I hand cut all my soap and every bar weighs a bit different.  Im just getting ready to create my labels and Im wondering if i need to put the exact ounces on every label for every bar..Or do I need to find a way to make every bar weigh the exact same.  Also Im wondering what else beside my info., the ingredients, and weight needs to be included. Do i need to put any warning of anything...Im curious to what  and how everyone packages their labels...please share with me!


----------



## PrairieCraft (Jul 9, 2011)

From what I've gathered as long as your soap doesn't weigh less than what it's labeled you're fine.  So maybe just figure out how much your smallest slice weighs and use that number.  If the smallest slice is too far below the average of your other bars then put it in the scratch and dent pile and use the next lowest number.


----------



## IrishLass (Jul 9, 2011)

I don't sell to the general public yet (too many other priorities ar present), but I try to label as if I did. 

On the front of my label I have the name of my future company-to-be; the kind of soap it is (i.e. 'Castile' or whatever); the name of the scent; the lot or batch # (which is basically the date I made it, i.e. 071011, for example); the weight of the soap; and my contact info.

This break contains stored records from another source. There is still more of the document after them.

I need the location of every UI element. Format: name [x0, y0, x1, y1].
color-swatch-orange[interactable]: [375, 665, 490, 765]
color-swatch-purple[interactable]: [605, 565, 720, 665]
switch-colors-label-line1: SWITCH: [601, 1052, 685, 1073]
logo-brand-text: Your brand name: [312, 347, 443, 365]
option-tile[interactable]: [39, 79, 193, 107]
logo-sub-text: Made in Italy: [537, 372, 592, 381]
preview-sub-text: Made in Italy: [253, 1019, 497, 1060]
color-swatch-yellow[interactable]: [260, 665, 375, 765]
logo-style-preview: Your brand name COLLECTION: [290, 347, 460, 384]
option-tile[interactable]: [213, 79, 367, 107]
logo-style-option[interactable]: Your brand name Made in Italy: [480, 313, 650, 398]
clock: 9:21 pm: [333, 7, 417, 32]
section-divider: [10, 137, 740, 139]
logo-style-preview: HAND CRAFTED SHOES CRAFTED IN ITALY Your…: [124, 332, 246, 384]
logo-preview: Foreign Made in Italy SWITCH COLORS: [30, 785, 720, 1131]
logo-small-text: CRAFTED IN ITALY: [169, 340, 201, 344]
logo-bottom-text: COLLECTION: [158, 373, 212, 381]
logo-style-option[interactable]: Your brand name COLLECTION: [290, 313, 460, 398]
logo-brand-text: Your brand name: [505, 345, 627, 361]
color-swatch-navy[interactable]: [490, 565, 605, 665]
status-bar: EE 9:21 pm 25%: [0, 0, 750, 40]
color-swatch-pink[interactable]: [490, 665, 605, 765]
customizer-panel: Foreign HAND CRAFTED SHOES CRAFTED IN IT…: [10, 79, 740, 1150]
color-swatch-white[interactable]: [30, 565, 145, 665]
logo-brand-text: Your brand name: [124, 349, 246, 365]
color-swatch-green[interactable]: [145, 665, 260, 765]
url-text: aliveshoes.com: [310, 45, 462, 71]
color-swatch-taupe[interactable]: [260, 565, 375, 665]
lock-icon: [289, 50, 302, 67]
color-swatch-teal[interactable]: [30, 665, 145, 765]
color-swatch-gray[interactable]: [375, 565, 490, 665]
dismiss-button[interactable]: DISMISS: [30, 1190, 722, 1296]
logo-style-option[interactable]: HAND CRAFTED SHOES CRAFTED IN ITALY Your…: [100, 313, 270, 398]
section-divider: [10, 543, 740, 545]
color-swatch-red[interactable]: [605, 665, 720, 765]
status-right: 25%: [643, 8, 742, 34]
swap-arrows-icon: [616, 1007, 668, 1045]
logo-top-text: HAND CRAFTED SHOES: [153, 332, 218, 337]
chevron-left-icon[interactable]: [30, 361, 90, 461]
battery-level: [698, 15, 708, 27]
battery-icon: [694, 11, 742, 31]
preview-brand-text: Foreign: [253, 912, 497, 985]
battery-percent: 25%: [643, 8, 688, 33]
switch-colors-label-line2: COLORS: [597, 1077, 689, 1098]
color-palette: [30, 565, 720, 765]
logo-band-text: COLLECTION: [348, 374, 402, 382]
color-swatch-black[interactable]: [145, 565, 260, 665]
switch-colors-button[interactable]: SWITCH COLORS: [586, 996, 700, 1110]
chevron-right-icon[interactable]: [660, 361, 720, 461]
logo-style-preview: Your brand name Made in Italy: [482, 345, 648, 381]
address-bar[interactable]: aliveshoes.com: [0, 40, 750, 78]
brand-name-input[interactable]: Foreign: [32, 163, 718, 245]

On the back I give a short spiel about my soap formula; a complete ingredient list in descending order; a tip to use a well-draining soap dish; and a caution that says 'for external use only' and 'avoid contact with eyes', and 'discontinue if irritation develops'..

I hand-cut all my soaps, too, and while with practice I have been able to cut them so that they all weigh out at 5 oz and something, it's the 'and something' part that always varies for me, i.e. some bars weight out at 5.5, and some weigh out at 5.7, etc... It's darn near impossible for me to get them exact for each and every bar, so what I do when I design my labels on the computer is this: I type a short line on the front of my label with a blank space above it, and which says, 'Weight' below it. When I go to package my soap, I weigh the bars out and then neatly handwrite the individual weights out on the line with a thin-line, black felt pen.


IrishLass


----------



## Tabitha (Jul 9, 2011)

What is required will depend on your ingredient list & what claims you make about your product.

http://www.soapmakingforum.com/forum/vi ... php?t=4212


----------



## Guest (Jul 10, 2011)

I don't put weights on my soap labels, I never have. People buy them on how well they fit in their hands. Plus my soaps are 5+ oz and they feel heavy to them. If I did put the weight down, I would do it this way:

Weight: approx 5oz

The word "approx" allows some leeway.

This is one of my labels:
http://www.shutterfly.com/lightbox/view ... 41c4d4a52e


----------



## Guest (Jul 10, 2011)

The best way to label an approximative weight is:

Weight: 5oz +/- 10%

Of course, you'd need to weight some bars and see what's that deviation from the mean.


----------



## Annie's (Jul 10, 2011)

You guys are all awesome, thank you so much! I really appreciate it. I have been making a new batch of soap every couple of days now, and Im running out of room for it. I need to start labeling and selling. Perhaps Ill even start selling it on etsy. I need to justify my soap addiction some how...and the goats I made my husband buy me a few months ago.
      What size bar do you find to be the most popular?
Most of my bars are right around 4 oz give or take. Im wondering if I should be cutting them bigger to be around 5 oz....?


----------